Thanks for the site links 40hz.
I don't know anybody that actually needs 64-bit Windows.
Perhaps I don't need it but I won't know until I experiment. I'm locked into Windows for reasons that don't matter here. I've always found that more RAM speeds up and simplifies a lot of stuff and 64-bit systems seem to be the gateway to more RAM.
What are you going to use it for if you don't mind my asking?
If I'm working I'll typically have a bunch of hefty files open in CS3, flipping them between Photoshop, Illustrator, InDesign and Acrobat, as well as several MS-Office components and WordPerfect (both GUI and [gasp!] DOS versions, and some custom-written stuff that has to run (or think it's running) under DOS. Plus I'll be downloading and looking at some T.V. spots. And there's a whole bunch of other stuff going on. I want as much as possible to stop the machine from touching the disks, which is annoying. Generally speaking I try to keep one HDD for the O/S, another for program files, one for data, and one for downloading.
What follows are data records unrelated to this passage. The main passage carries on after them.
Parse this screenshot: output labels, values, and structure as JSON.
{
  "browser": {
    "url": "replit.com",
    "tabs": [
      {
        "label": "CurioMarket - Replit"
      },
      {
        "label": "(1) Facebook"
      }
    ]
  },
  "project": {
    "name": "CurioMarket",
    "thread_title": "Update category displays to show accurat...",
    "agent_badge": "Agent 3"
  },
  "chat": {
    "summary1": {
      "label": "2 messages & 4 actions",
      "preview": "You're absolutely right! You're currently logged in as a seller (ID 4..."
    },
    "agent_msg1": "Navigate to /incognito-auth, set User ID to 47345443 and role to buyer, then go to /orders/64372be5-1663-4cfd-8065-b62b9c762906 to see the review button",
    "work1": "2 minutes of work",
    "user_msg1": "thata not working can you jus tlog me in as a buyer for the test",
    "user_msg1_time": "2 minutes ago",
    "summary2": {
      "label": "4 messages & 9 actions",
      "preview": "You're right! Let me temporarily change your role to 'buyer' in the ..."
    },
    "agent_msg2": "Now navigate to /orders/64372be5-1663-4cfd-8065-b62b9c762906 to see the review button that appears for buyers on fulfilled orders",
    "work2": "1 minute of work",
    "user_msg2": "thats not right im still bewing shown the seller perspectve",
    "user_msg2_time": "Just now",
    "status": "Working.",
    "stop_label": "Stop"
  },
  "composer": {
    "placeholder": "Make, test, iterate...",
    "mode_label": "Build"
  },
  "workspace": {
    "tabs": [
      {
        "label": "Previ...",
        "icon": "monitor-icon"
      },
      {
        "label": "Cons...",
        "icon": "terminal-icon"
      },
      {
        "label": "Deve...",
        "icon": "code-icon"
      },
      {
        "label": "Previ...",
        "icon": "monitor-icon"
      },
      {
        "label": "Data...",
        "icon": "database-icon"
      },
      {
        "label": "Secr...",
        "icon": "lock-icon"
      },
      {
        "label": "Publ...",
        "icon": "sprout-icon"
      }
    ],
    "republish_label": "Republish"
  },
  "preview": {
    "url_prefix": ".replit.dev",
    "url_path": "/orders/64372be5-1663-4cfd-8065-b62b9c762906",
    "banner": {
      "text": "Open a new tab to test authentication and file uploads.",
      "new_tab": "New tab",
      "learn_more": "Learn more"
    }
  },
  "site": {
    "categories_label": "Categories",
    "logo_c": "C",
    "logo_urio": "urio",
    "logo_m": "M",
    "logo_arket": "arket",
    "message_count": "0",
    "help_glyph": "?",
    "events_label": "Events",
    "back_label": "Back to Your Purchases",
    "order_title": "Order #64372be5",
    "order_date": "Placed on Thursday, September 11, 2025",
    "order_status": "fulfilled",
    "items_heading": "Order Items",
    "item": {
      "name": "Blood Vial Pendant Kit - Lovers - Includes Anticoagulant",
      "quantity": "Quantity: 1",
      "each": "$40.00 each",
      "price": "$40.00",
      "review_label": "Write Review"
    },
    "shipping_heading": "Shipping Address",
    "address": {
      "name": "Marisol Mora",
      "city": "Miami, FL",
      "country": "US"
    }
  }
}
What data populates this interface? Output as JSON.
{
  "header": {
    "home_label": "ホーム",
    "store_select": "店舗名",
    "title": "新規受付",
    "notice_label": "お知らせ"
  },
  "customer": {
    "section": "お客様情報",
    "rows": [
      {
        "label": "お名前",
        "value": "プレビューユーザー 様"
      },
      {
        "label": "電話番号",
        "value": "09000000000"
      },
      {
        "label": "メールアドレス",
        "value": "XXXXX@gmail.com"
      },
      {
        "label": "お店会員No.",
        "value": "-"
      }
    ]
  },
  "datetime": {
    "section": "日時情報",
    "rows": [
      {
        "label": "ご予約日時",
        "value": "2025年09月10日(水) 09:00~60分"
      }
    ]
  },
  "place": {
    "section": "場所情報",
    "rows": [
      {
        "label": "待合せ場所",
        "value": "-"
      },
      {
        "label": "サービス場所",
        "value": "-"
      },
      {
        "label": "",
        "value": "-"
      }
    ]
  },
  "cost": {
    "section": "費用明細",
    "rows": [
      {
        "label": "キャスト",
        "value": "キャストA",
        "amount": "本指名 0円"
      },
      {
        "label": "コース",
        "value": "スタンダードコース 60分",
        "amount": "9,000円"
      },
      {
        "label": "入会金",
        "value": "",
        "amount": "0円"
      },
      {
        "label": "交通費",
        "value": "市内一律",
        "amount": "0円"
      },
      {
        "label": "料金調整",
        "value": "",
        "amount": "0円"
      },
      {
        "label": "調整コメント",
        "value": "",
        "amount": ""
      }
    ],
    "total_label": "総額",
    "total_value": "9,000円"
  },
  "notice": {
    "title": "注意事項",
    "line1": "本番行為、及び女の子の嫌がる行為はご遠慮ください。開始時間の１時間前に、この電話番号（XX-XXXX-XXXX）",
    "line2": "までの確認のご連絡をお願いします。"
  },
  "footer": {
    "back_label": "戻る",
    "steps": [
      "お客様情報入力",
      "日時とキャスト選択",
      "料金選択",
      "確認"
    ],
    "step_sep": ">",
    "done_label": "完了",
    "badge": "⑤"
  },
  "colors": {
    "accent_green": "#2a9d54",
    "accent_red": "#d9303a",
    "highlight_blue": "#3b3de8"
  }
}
The system will replicate what I have now except that, since I'm forced to create a replacement, it'll have a somewhat faster CPU and, also, I'm trying to get the damned thing to be as quiet as possible. My days of being on the bleeding edge are over, I stay behind the curve; that being so, it doesn't take long to lose touch with what's hot. Up until the machine that I'm about to replace I've had all-SCSI systems which I've found rather more solid when it comes to multi-tasking, and when adding hardware devices.